One day in the summer of ’09 I had a dream. When I woke, all I could remember was a scene. Someone is in a perfectly normal kitchen and fairies start spilling out from the cupboards and such. The image amused me; I thought, I could make a story out of that.
Then, in early September, it occurred to me that NaNoWriMo was on the horizon. I’d tried it a few times before, but never really got anywhere. But all of a sudden I realized: It’s September and I have a story idea.
There is no scene in The Sunshine Line where fairies pour out of kitchen cupboards, but nonetheless that is its origin. When I began to put the novel together, I started in the middle and worked my way outward.
Having so bare a concept to start with made my approach to planning a bit scattered. I had to figure out all the story elements. Basically, though, I said to myself, “What if fairies are real? What if some people know about it? What would happen if some variable of the arrangement was forcibly changed?”

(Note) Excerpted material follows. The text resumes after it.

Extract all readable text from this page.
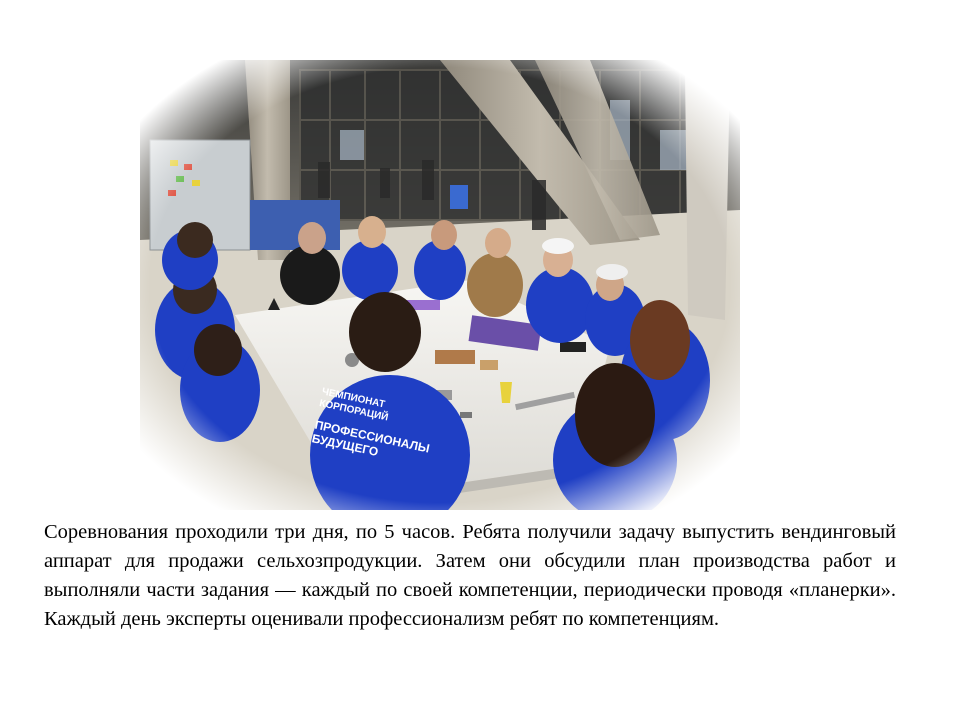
Соревнования проходили три дня, по 5 часов. Ребята получили задачу выпустить вендинговый аппарат для продажи сельхозпродукции. Затем они обсудили план производства работ и выполняли части задания — каждый по своей компетенции, периодически проводя «планерки». Каждый день эксперты оценивали профессионализм ребят по компетенциям.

So I put together some basic character roles and then got down to getting to know the characters. For this process I borrowed some of the ideas from the Snowflake Method.
The Sunshine Line was my first book, so I was overly concerned that the novel have a variety of elements (sub-plots, red-herrings, etc) many of which fell by the wayside when I actually sat down to write. It was very much a learning experience. For instance, when writing The Sunshine Line there were 4 or 5 characters that never made it out of the planning stage. In the sequel, there were maybe two. And none in the third book. (I didn’t have extraneous characters in Help Wanted, but as I was writing a mostly true story from memory, it was a different sort of process.)
As for my plot, my outline… I started with a few ideas and added to them as things fell into place. I kept dozens of documents that described various ideas explored in the story. I believe I had roughly 11K words of notes before I started writing The Sunshine Line.
Now, having written several books (that will be published when they are ready), I’ve learned that writing the first draft is the easy part.